I&T : La huitième édition des États généraux des technologies sans Chrome VI, organisée du 23 au 24 janvier, a fait le point sur les avancées technologiques dans les traitements de surface apportant une alternative à l’usage des sels de Chrome hexavalent. D’abord, quelle est l'importance du chromage dur dans l'industrie ?

Sylvain Testanière : Le chromage dur revêt une importance cruciale dans l'industrie, tant pour la fabrication que pour la maintenance des pièces. Il offre des surfaces résistantes à l'usure et à la corrosion, indispensables pour une multitude d'équipements allant des tiges de piston hydrauliques aux moyeux d'hélice, en passant par les trains d'atterrissage et les canons pour le secteur militaire, par exemple.

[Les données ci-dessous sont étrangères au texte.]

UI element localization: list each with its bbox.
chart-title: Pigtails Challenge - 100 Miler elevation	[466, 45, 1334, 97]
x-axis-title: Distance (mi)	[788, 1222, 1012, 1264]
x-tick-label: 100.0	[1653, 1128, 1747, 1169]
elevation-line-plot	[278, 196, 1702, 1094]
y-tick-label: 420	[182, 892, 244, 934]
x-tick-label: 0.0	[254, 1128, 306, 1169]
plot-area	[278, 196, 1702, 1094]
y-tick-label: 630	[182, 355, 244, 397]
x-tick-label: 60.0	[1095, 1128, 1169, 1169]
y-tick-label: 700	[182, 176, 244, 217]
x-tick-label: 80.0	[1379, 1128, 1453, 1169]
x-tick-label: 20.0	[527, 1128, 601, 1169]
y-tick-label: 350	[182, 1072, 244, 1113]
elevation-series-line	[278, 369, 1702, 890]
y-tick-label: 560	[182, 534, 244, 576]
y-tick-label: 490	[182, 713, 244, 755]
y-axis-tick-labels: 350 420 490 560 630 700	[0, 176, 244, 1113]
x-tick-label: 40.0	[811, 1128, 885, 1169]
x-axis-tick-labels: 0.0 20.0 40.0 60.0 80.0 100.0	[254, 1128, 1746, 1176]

Malgré ses avantages, le chromage dur présente un inconvénient majeur : l'utilisation de chrome hexavalent (Cr VI), reconnu comme agent cancérigène. Cette réalité, associée à la production de déchets toxiques lors du traitement des métaux, a suscité une réévaluation de son utilisation. Toutefois, le coût du passage à des alternatives conformes au programme Reach, qui prévoit des restrictions à l’usage du Cr VI en fin d’année 2024, est estimé à plusieurs millions d'euros. De plus, trouver une alternative adéquate s'avère complexe, car aucun procédé de traitement de surface actuel ne couvre entièrement toute la gamme d'applications du chromage dur.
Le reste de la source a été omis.